PDA

View Full Version : Short 3x ETF


ArkhamB
05-20-2009, 07:49 PM
Aiki since you were talking about shorting FAS/FAZ in the video posted earlier. Would a similar position on MWN/MWJ work out the same way? It looks like they are both earlier in their life cycle and have more value to lose. Also I've looked at their prices since their inception and they both are down...MWJ -9% and MWN-45%.

Is this something that can be done with options contract, if the shares aren't available to borrow? And is it possible that Direxion would close the ETFs at some point, and I would lose all money invested in the options?

Brian

Albert0373
05-20-2009, 08:03 PM
These 3x ETFs all have time decay, which are the result of daily compounding on the NAV. The amount of decay depends on how volatile the index is and how leveraged the ETF is. And from what I remember from past discussions here, playing options/leaps on these aren't exactly optimal/viable. As aiki mentioned:

Well, here's the deal. There is not much open interest, only an idiot would write them as I see it. Since the combined value trends to zero it follows that both bull and bear go to zero individually. The puts on both FAS an FAZ sell for the same price pretty much. The FAS7 puts are $4 which means at zero your return is $3 or 75% over 20 months. Not the greatest since it'll be tying up your money for so long. Now writing calls might be a better play cause there is open interest (don't ask me why)and they get an ok price.


Once it is announced that an ETF will close, there is a period of time (3-4 weeks) that it is still traded. This is currently the case with the Ameristock Treasury bond ETFs, which will cease trading today.

In this time period, investors can buy or sell shares as they normally would. On the day that the ETF closes, all trading stops. The provider then has a period of time (about 2 weeks) to sell the underlying securities within the ETF.

The proceeds are then distributed to the owner of record. The owner will get the value of the securities from when they were sold, not when the ETF stopped trading. So, if you’re holding the ETF when it closes, you’re running the risk that the underlying securities could go down (or up) in value in that time frame.

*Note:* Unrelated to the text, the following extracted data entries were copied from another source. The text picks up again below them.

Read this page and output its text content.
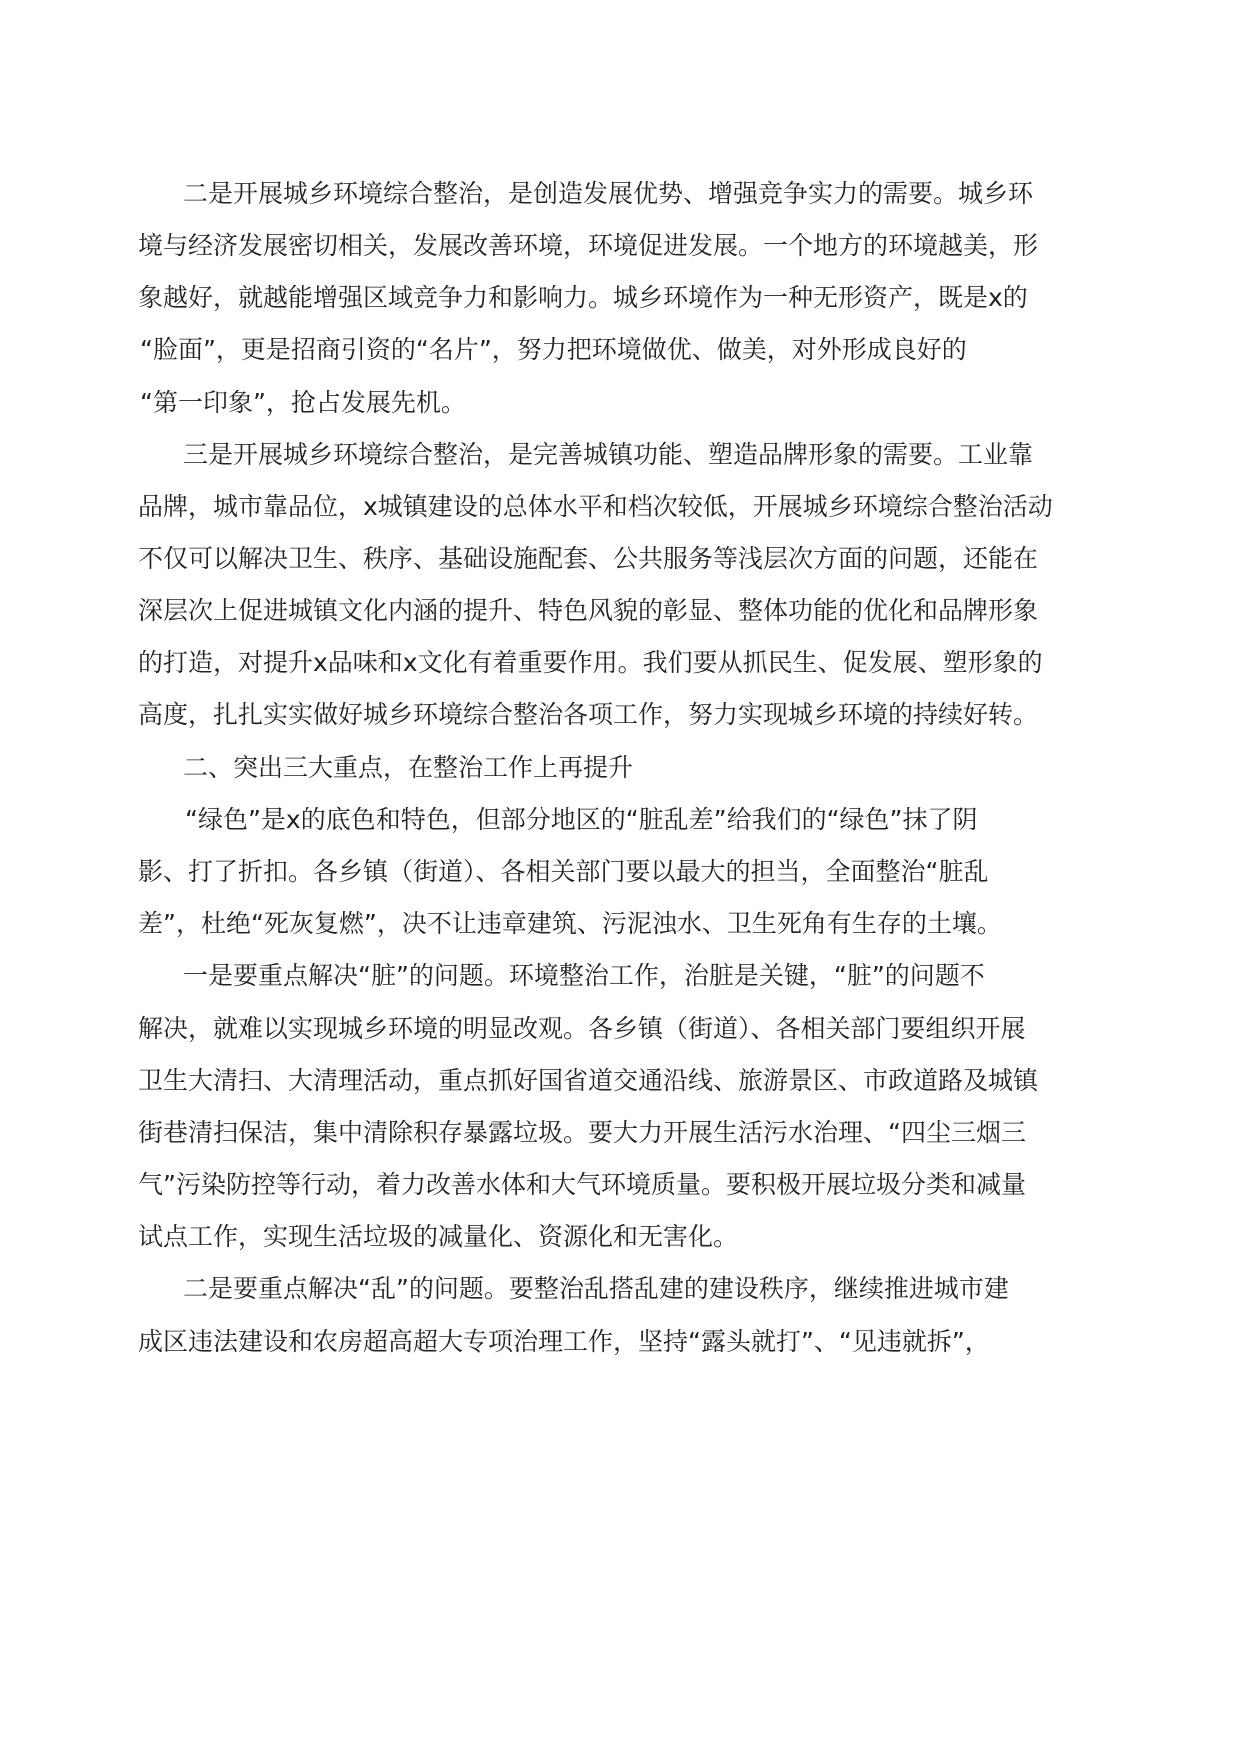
二是开展城乡环境综合整治，是创造发展优势、增强竞争实力的需要。城乡环

境与经济发展密切相关，发展改善环境，环境促进发展。一个地方的环境越美，形

象越好，就越能增强区域竞争力和影响力。城乡环境作为一种无形资产，既是x的

“脸面”，更是招商引资的“名片”，努力把环境做优、做美，对外形成良好的

“第一印象”，抢占发展先机。

三是开展城乡环境综合整治，是完善城镇功能、塑造品牌形象的需要。工业靠

品牌，城市靠品位，x城镇建设的总体水平和档次较低，开展城乡环境综合整治活动

不仅可以解决卫生、秩序、基础设施配套、公共服务等浅层次方面的问题，还能在

深层次上促进城镇文化内涵的提升、特色风貌的彰显、整体功能的优化和品牌形象

的打造，对提升x品味和x文化有着重要作用。我们要从抓民生、促发展、塑形象的

高度，扎扎实实做好城乡环境综合整治各项工作，努力实现城乡环境的持续好转。

二、突出三大重点，在整治工作上再提升

“绿色”是x的底色和特色，但部分地区的“脏乱差”给我们的“绿色”抹了阴

影、打了折扣。各乡镇（街道）、各相关部门要以最大的担当，全面整治“脏乱

差”，杜绝“死灰复燃”，决不让违章建筑、污泥浊水、卫生死角有生存的土壤。

一是要重点解决“脏”的问题。环境整治工作，治脏是关键，“脏”的问题不

解决，就难以实现城乡环境的明显改观。各乡镇（街道）、各相关部门要组织开展

卫生大清扫、大清理活动，重点抓好国省道交通沿线、旅游景区、市政道路及城镇

街巷清扫保洁，集中清除积存暴露垃圾。要大力开展生活污水治理、“四尘三烟三

气”污染防控等行动，着力改善水体和大气环境质量。要积极开展垃圾分类和减量

试点工作，实现生活垃圾的减量化、资源化和无害化。

二是要重点解决“乱”的问题。要整治乱搭乱建的建设秩序，继续推进城市建

成区违法建设和农房超高超大专项治理工作，坚持“露头就打”、“见违就拆”，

If you want to know the value you are getting from your ETF, it might be better to sell the shares before the ETF stops trading. Otherwise, you’re left cooling your heels and won’t know what you’re going to get until the securities are sold and proceeds are distributed. It’s up to your risk tolerance.

But the closing of an ETF is an orderly process, and investors are given plenty of warning so they can plan accordingly.
http://www.traderplanet.com/blogs/smarttrader/2009/04/02/what-happens-if-you-own-an-etf-that-gets-closed/

ArkhamB
05-20-2009, 08:05 PM
Thanks for that info Albert.

Brian

BULLSEYE
05-20-2009, 08:09 PM
why not short FAZ/FAS still? regardless of where you enter on the price, the most you can get out of the short is 100%. IF price is 100 or if its 2 dollars.. still only 100% max return. And FAZ/FAS is prob still most volatile levereged etf out there.

ArkhamB
05-20-2009, 08:19 PM
Now I'm new to this but if I'm missing something tell me.

Your max return is always 100% but if a stock is $50 and falls to $10, your profit is $40 per share minus costs. If a stock is $5 and falls to $.25, your profit is only $4.75 per share minus costs.

Or do the option contracts cost that much more on the higher priced stocks, nullifying the larger profit?

Albert0373
05-20-2009, 08:25 PM
Now I'm new to this but if I'm missing something tell me.

Your max return is always 100% but if a stock is $50 and falls to $10, your profit is $40 per share minus costs. If a stock is $5 and falls to $.25, your profit is only $4.75 per share minus costs.

Or do the option contracts cost that much more on the higher priced stocks, nullifying the larger profit?

:idea:

That reminds of this one thread where we cleared up percentage gains through shorting: http://www.onlinetradersforum.com/showthread.php?t=10068

Presumably, the options will cost you more as the commissions will bite you hard unless you're trading them at a flat-rate.

BULLSEYE
05-20-2009, 11:06 PM
Now I'm new to this but if I'm missing something tell me.

Your max return is always 100% but if a stock is $50 and falls to $10, your profit is $40 per share minus costs. If a stock is $5 and falls to $.25, your profit is only $4.75 per share minus costs.

Or do the option contracts cost that much more on the higher priced stocks, nullifying the larger profit?


yea but im assuming for the more expensive stock you would have less shares. if you invested 5k in each stock.. your profit would still be the same. if the share price goes down 20%, you would return 1k in profit from the short. regardless if its the 50 dollar stock to 40, or 5 dollar stock to 4. its still 20%.